How have we come to this as a nation? How can we understand how we have come to be at the brink of political catastrophes, educational dilemmas, lingering energy deficits, religious upheavals, escalating terrorism, place-based kidnappings, progressive ecological crises and resource descents? To know how, we must take our citizenship more seriously. Civic misbehavior is ratcheting up into a set of cataclysmic forces going into 2015. We should stop being deluded, praying instead of taking our destinies in our own hands. Our problems and actions are home grown and manufactured. It is not initiated by any malicious outside forces or extraterrestrial elements, but rather, resulting from the inappropriate, selfish, corrupt and malevolent decisions of individuals and small groups, most often acting alone and sometimes in concert. The self-moralizing and misplaced response of Ayo Osinlu the Chief Priest, Order of St. Patience Bulldozer is a testament to this fact. He told us Rotimi Amaechi launched into a river he had no skills to swim in. The subliminal message to us is; Rotimi launched into their river and can become food for crocodiles. We were advised to leave him to his fate, even Prof. Wole Soyinka was given enough warning to cease and desist from questioning Jonathan’s rampaging “domestic appendage of power.”

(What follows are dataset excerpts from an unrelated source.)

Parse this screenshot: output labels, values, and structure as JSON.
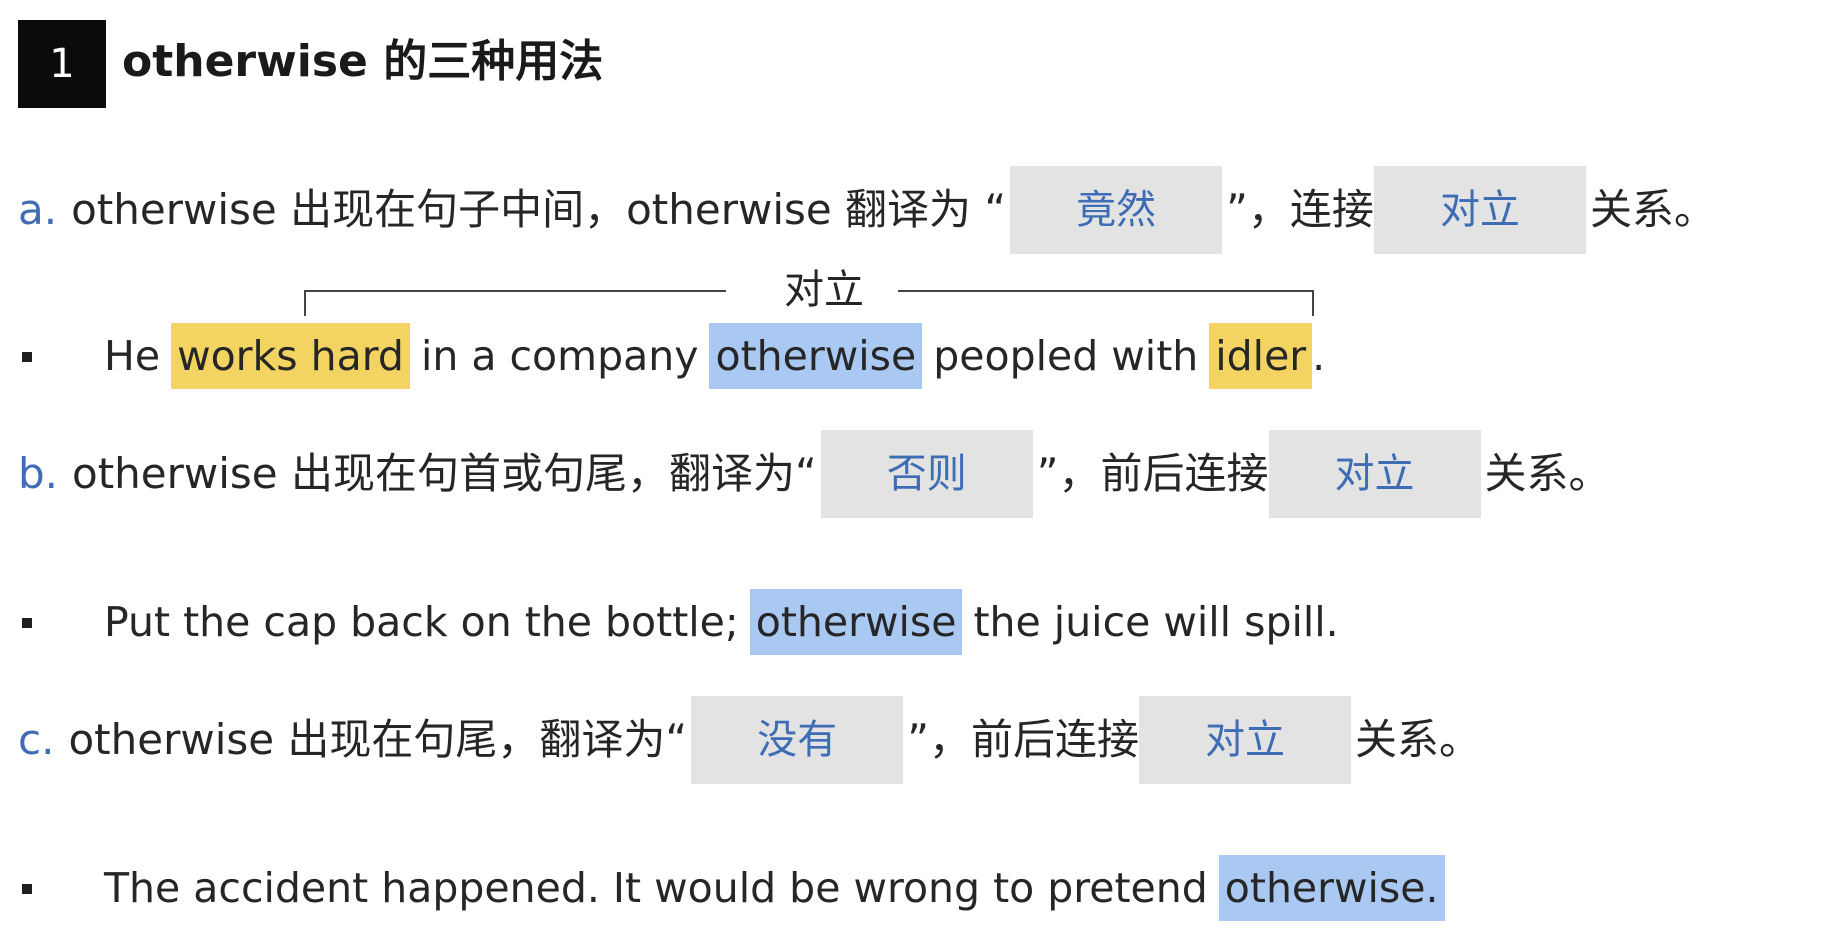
{
  "header": {
    "number": "1",
    "title": "otherwise 的三种用法"
  },
  "rules": [
    {
      "letter": "a.",
      "text1": "otherwise 出现在句子中间，otherwise 翻译为 “",
      "answer1": "竟然",
      "text2": "”，连接",
      "answer2": "对立",
      "text3": "关系。"
    },
    {
      "letter": "b.",
      "text1": "otherwise 出现在句首或句尾，翻译为“",
      "answer1": "否则",
      "text2": "”，前后连接",
      "answer2": "对立",
      "text3": "关系。"
    },
    {
      "letter": "c.",
      "text1": "otherwise 出现在句尾，翻译为“",
      "answer1": "没有",
      "text2": "”，前后连接",
      "answer2": "对立",
      "text3": "关系。"
    }
  ],
  "annotation": {
    "label": "对立"
  },
  "examples": [
    {
      "parts": {
        "p1": "He",
        "hl1": "works hard",
        "p2": "in a company",
        "hl2": "otherwise",
        "p3": "peopled with",
        "hl3": "idler",
        "p4": "."
      }
    },
    {
      "parts": {
        "p1": "Put the cap back on the bottle;",
        "hl1": "otherwise",
        "p2": "the juice will spill."
      }
    },
    {
      "parts": {
        "p1": "The accident happened. It would be wrong to pretend",
        "hl1": "otherwise."
      }
    }
  ],
  "colors": {
    "accent_blue_text": "#3f6db5",
    "highlight_yellow": "#f3d462",
    "highlight_blue": "#a9c8f2",
    "answer_box_gray": "#e3e3e3"
  }
}
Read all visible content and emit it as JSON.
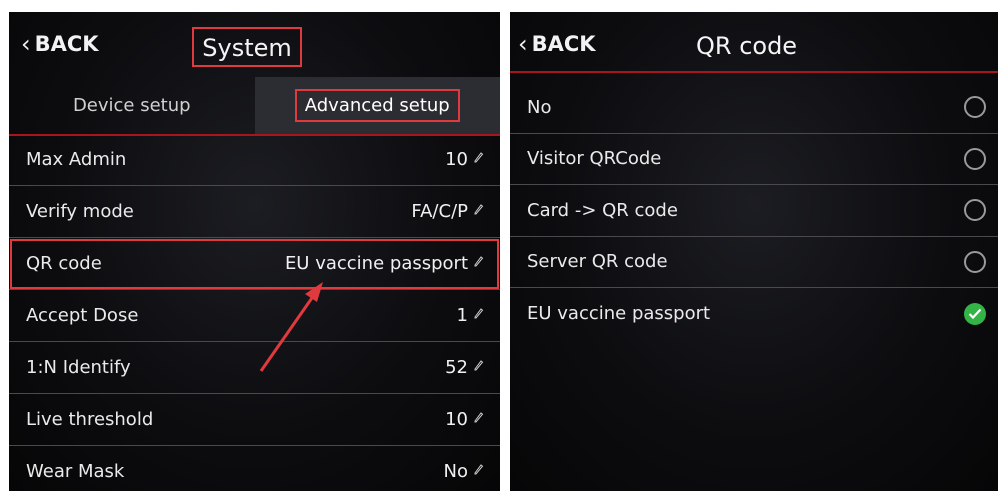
{
  "left": {
    "back_label": "BACK",
    "title": "System",
    "tabs": [
      {
        "label": "Device setup",
        "active": false
      },
      {
        "label": "Advanced setup",
        "active": true
      }
    ],
    "rows": [
      {
        "label": "Max Admin",
        "value": "10"
      },
      {
        "label": "Verify mode",
        "value": "FA/C/P"
      },
      {
        "label": "QR code",
        "value": "EU vaccine passport"
      },
      {
        "label": "Accept Dose",
        "value": "1"
      },
      {
        "label": "1:N Identify",
        "value": "52"
      },
      {
        "label": "Live threshold",
        "value": "10"
      },
      {
        "label": "Wear Mask",
        "value": "No"
      }
    ]
  },
  "right": {
    "back_label": "BACK",
    "title": "QR code",
    "options": [
      {
        "label": "No",
        "selected": false
      },
      {
        "label": "Visitor QRCode",
        "selected": false
      },
      {
        "label": "Card -> QR code",
        "selected": false
      },
      {
        "label": "Server QR code",
        "selected": false
      },
      {
        "label": "EU vaccine passport",
        "selected": true
      }
    ]
  },
  "colors": {
    "accent_red": "#a8151b",
    "highlight_red": "#e0393e",
    "selected_green": "#34b446"
  },
  "icons": {
    "back": "chevron-left-icon",
    "edit": "pencil-icon",
    "radio_unchecked": "radio-empty-icon",
    "radio_checked": "check-circle-icon",
    "annotation": "arrow-icon"
  }
}
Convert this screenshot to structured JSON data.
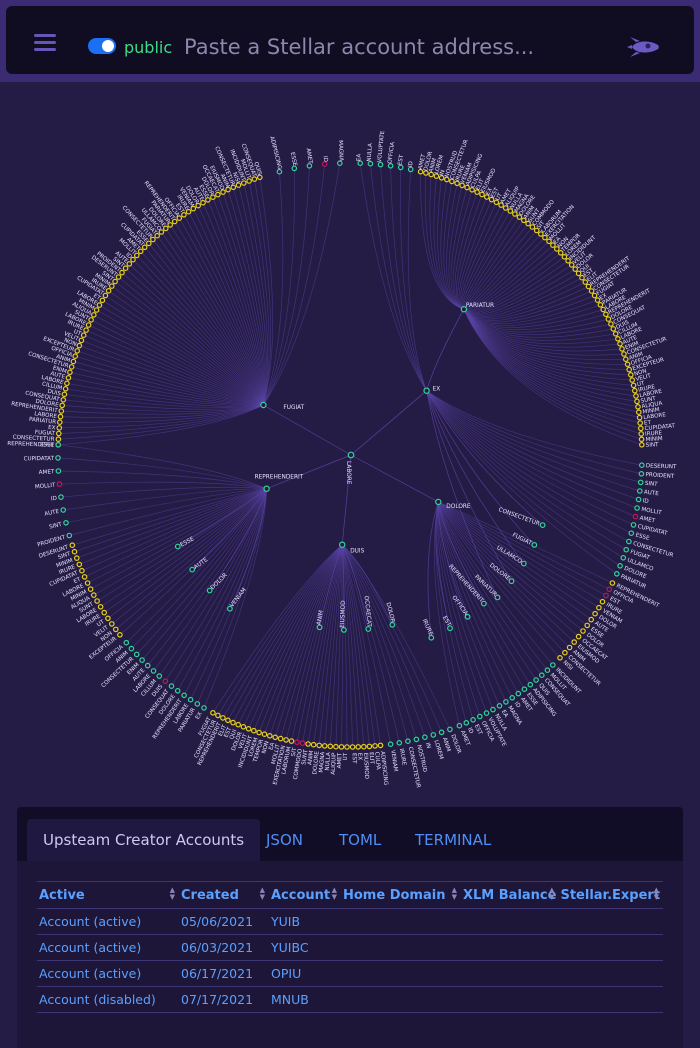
{
  "header": {
    "network_label": "public",
    "search_placeholder": "Paste a Stellar account address...",
    "network_toggle_on": true
  },
  "graph": {
    "root": "LABORE",
    "hubs": [
      "FUGIAT",
      "EX",
      "REPREHENDERIT",
      "DOLORE",
      "DUIS",
      "PARIATUR"
    ],
    "labels": [
      "REPREHENDERIT",
      "CONSECTETUR",
      "FUGIAT",
      "EX",
      "PARIATUR",
      "LABORE",
      "REPREHENDERIT",
      "DOLORE",
      "CONSEQUAT",
      "DUIS",
      "CILLUM",
      "LABORE",
      "AUTE",
      "ENIM",
      "CONSECTETUR",
      "ANIM",
      "OFFICIA",
      "EXCEPTEUR",
      "NON",
      "VELIT",
      "UT",
      "IRURE",
      "LABORE",
      "SUNT",
      "ALIQUA",
      "MINIM",
      "LABORE",
      "ET",
      "CUPIDATAT",
      "IRURE",
      "MINIM",
      "SINT",
      "DESERUNT",
      "PROIDENT",
      "SINT",
      "AUTE",
      "ID",
      "MOLLIT",
      "AMET",
      "CUPIDATAT",
      "ESSE",
      "CONSECTETUR",
      "FUGIAT",
      "ULLAMCO",
      "DOLORE",
      "PARIATUR",
      "REPREHENDERIT",
      "OFFICIA",
      "EST",
      "IRURE",
      "VENIAM",
      "DOLOR",
      "AUTE",
      "ESSE",
      "DOLOR",
      "OCCAECAT",
      "EIUSMOD",
      "ANIM",
      "CONSECTETUR",
      "NISI",
      "INCIDIDUNT",
      "MOLLIT",
      "CONSEQUAT",
      "QUIS",
      "ADIPISICING",
      "ESSE",
      "AMET",
      "ID",
      "MAGNA",
      "EA",
      "NULLA",
      "VOLUPTATE",
      "OFFICIA",
      "EST",
      "ID",
      "AMET",
      "DOLOR",
      "ANIM",
      "LOREM",
      "IN",
      "NOSTRUD",
      "CONSECTETUR",
      "IRURE",
      "VENIAM",
      "ADIPISICING",
      "CULPA",
      "ELIT",
      "EIUSMOD",
      "EX",
      "EST",
      "UT",
      "AMET",
      "ALIQUIP",
      "NULLA",
      "MAGNA",
      "DOLORE",
      "ANIM",
      "SUNT",
      "COMMODO",
      "SIT",
      "LABORUM",
      "EXERCITATION",
      "MOLLIT",
      "EA",
      "NON",
      "TEMPOR",
      "LOREM",
      "INCIDIDUNT",
      "VELIT",
      "DOLOR",
      "QUI",
      "EST",
      "ELIT"
    ]
  },
  "tabs": [
    {
      "label": "Upsteam Creator Accounts"
    },
    {
      "label": "JSON"
    },
    {
      "label": "TOML"
    },
    {
      "label": "TERMINAL"
    }
  ],
  "table": {
    "columns": [
      "Active",
      "Created",
      "Account",
      "Home Domain",
      "XLM Balance",
      "Stellar.Expert"
    ],
    "rows": [
      [
        "Account (active)",
        "05/06/2021",
        "YUIB",
        "",
        "",
        ""
      ],
      [
        "Account (active)",
        "06/03/2021",
        "YUIBC",
        "",
        "",
        ""
      ],
      [
        "Account (active)",
        "06/17/2021",
        "OPIU",
        "",
        "",
        ""
      ],
      [
        "Account (disabled)",
        "07/17/2021",
        "MNUB",
        "",
        "",
        ""
      ]
    ]
  },
  "colors": {
    "header_bg": "#100c22",
    "frame": "#3b2b73",
    "background": "#251c45",
    "leaf_yellow": "#e8d21a",
    "leaf_green": "#31d69a",
    "leaf_red": "#c2185b",
    "link_accent": "#4f8ff5",
    "network_green": "#3ddc84"
  }
}
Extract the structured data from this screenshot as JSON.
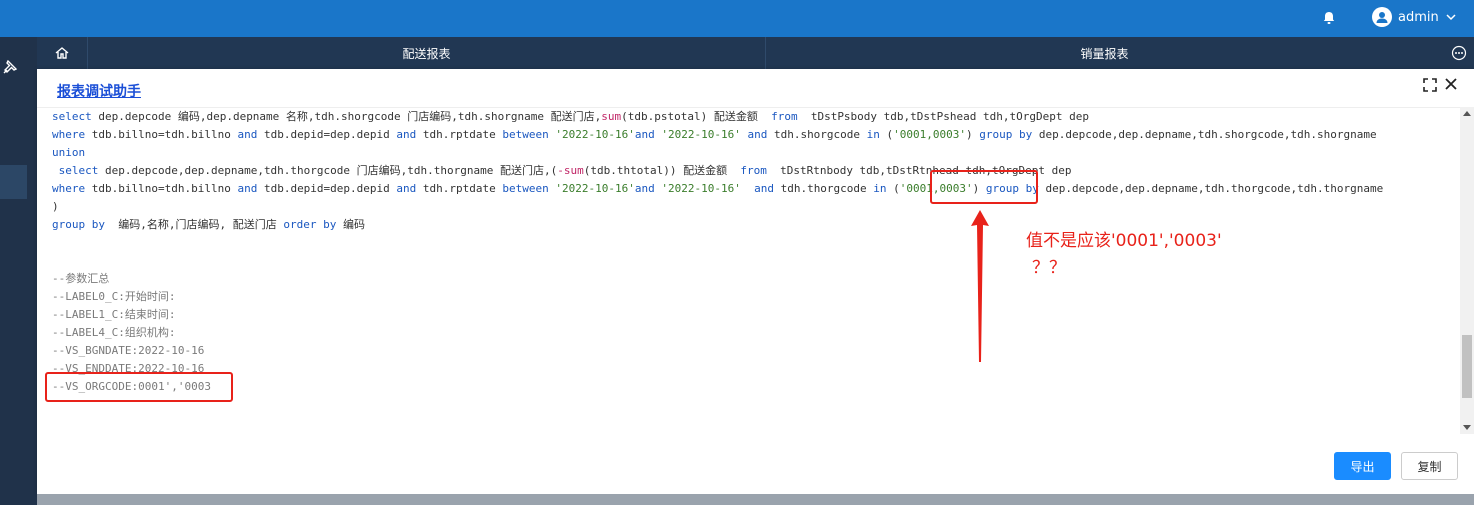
{
  "topbar": {
    "username": "admin"
  },
  "tabs": [
    "配送报表",
    "销量报表"
  ],
  "dialog": {
    "title": "报表调试助手",
    "buttons": {
      "export": "导出",
      "copy": "复制"
    }
  },
  "code": {
    "lines": [
      [
        {
          "t": "select ",
          "c": "kw"
        },
        {
          "t": "dep.depcode 编码,dep.depname 名称,tdh.shorgcode 门店编码,tdh.shorgname 配送门店,"
        },
        {
          "t": "sum",
          "c": "fn"
        },
        {
          "t": "(tdb.pstotal) 配送金额  "
        },
        {
          "t": "from",
          "c": "kw"
        },
        {
          "t": "  tDstPsbody tdb,tDstPshead tdh,tOrgDept dep"
        }
      ],
      [
        {
          "t": "where ",
          "c": "kw"
        },
        {
          "t": "tdb.billno=tdh.billno "
        },
        {
          "t": "and",
          "c": "kw"
        },
        {
          "t": " tdb.depid=dep.depid "
        },
        {
          "t": "and",
          "c": "kw"
        },
        {
          "t": " tdh.rptdate "
        },
        {
          "t": "between",
          "c": "kw"
        },
        {
          "t": " "
        },
        {
          "t": "'2022-10-16'",
          "c": "str"
        },
        {
          "t": "and",
          "c": "kw"
        },
        {
          "t": " "
        },
        {
          "t": "'2022-10-16'",
          "c": "str"
        },
        {
          "t": " "
        },
        {
          "t": "and",
          "c": "kw"
        },
        {
          "t": " tdh.shorgcode "
        },
        {
          "t": "in",
          "c": "kw"
        },
        {
          "t": " ("
        },
        {
          "t": "'0001,0003'",
          "c": "str"
        },
        {
          "t": ") "
        },
        {
          "t": "group by",
          "c": "kw"
        },
        {
          "t": " dep.depcode,dep.depname,tdh.shorgcode,tdh.shorgname"
        }
      ],
      [
        {
          "t": "union",
          "c": "kw"
        }
      ],
      [
        {
          "t": " "
        },
        {
          "t": "select",
          "c": "kw"
        },
        {
          "t": " dep.depcode,dep.depname,tdh.thorgcode 门店编码,tdh.thorgname 配送门店,("
        },
        {
          "t": "-sum",
          "c": "fn"
        },
        {
          "t": "(tdb.thtotal)) 配送金额  "
        },
        {
          "t": "from",
          "c": "kw"
        },
        {
          "t": "  tDstRtnbody tdb,tDstRtnhead tdh,tOrgDept dep"
        }
      ],
      [
        {
          "t": "where ",
          "c": "kw"
        },
        {
          "t": "tdb.billno=tdh.billno "
        },
        {
          "t": "and",
          "c": "kw"
        },
        {
          "t": " tdb.depid=dep.depid "
        },
        {
          "t": "and",
          "c": "kw"
        },
        {
          "t": " tdh.rptdate "
        },
        {
          "t": "between",
          "c": "kw"
        },
        {
          "t": " "
        },
        {
          "t": "'2022-10-16'",
          "c": "str"
        },
        {
          "t": "and",
          "c": "kw"
        },
        {
          "t": " "
        },
        {
          "t": "'2022-10-16'",
          "c": "str"
        },
        {
          "t": "  "
        },
        {
          "t": "and",
          "c": "kw"
        },
        {
          "t": " tdh.thorgcode "
        },
        {
          "t": "in",
          "c": "kw"
        },
        {
          "t": " ("
        },
        {
          "t": "'0001,0003'",
          "c": "str"
        },
        {
          "t": ") "
        },
        {
          "t": "group by",
          "c": "kw"
        },
        {
          "t": " dep.depcode,dep.depname,tdh.thorgcode,tdh.thorgname"
        }
      ],
      [
        {
          "t": ")"
        }
      ],
      [
        {
          "t": "group by",
          "c": "kw"
        },
        {
          "t": "  编码,名称,门店编码, 配送门店 "
        },
        {
          "t": "order by",
          "c": "kw"
        },
        {
          "t": " 编码"
        }
      ],
      [],
      [],
      [
        {
          "t": "--参数汇总",
          "c": "cm"
        }
      ],
      [
        {
          "t": "--LABEL0_C:开始时间:",
          "c": "cm"
        }
      ],
      [
        {
          "t": "--LABEL1_C:结束时间:",
          "c": "cm"
        }
      ],
      [
        {
          "t": "--LABEL4_C:组织机构:",
          "c": "cm"
        }
      ],
      [
        {
          "t": "--VS_BGNDATE:2022-10-16",
          "c": "cm"
        }
      ],
      [
        {
          "t": "--VS_ENDDATE:2022-10-16",
          "c": "cm"
        }
      ],
      [
        {
          "t": "--VS_ORGCODE:0001','0003",
          "c": "cm"
        }
      ]
    ]
  },
  "annotation": {
    "line1": "值不是应该'0001','0003'",
    "line2": "？？",
    "color": "#e8221a"
  },
  "colors": {
    "topbar": "#1a76c9",
    "tabsbar": "#213753",
    "accent": "#1a8cff"
  },
  "icons": [
    "bell-icon",
    "user-avatar-icon",
    "chevron-down-icon",
    "pin-icon",
    "home-icon",
    "more-icon",
    "maximize-icon",
    "close-icon"
  ]
}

I still believe in the goodness of man and in one Nigeria. However, I cannot ignore the despair and despondency brought about by the destructiveness and unsustainability of our civic misbehavior and mass complacency. We must be awake to the reality that our endemic national despair comes from having years of unmet expectations, plunder of our resources by a few and most of all the election of saboteurs into political office. The apostles of greed can accuse of those of us who speak and write about their recurring malfeasance as taking far too narrow and pessimistic view of Nigeria and our politics but the infestation is no longer localized. It is festering.  I am taking the pessimistic view because there is nothing optimistic about Nigeria. Collectively, we must never waver on the need to highlight, promote and elect leaders that are refreshingly honest, driven and patriotic. Jointly, we must commit to a commanding passion – a greater Nigeria and Nigerians outraged by oppression, corruption, stealing, conversion, impunity, cronyism, deplorable education, fatalistic health systems, and every dangerous adjectives of  “-isms”, “-sions” and “-tions” plaguing Nigeria. In place of elected brutes and political thugs, we must elect a set of leaders who know and believe that everyone matters, that we all are unique and entitled to a simple life of dignity, freedom and happiness. We must take our citizenship seriously and pay attention to small things, knowing small things lead to big things and small evils lead to bigger evils.

Again, another lesson in the useful tragedy of Port Harcourt is; this federation as structured leads inexorably to the unsustainable outcome of a disunited Nigeria. We are luxuriating in maladaptive behaviors viz. misappropriation, conversion, tragedy of the commons, resource over-consumption, ecological overshoot and many more. Our current path can only lead to ruin. Is there a way we can behave more honorably and reasonably? I don’t know. I don’t know because I wondered if the assembly thugs of Rivers State were raised by savages. Everyday in this country, we deplore the loss of moral values, the extent of national decay, impunity, abuse of power, disorientation of youths, cultism, police brutality and arbitrary powers deployed by unelected spouses. The full list of ethical questions facing us today, would be much longer knowing who we are and how pathetic our rationalizations have become. Pray, what kind of children can the Orangutans of Rivers sire? It is, what it is. God bless Nigeria.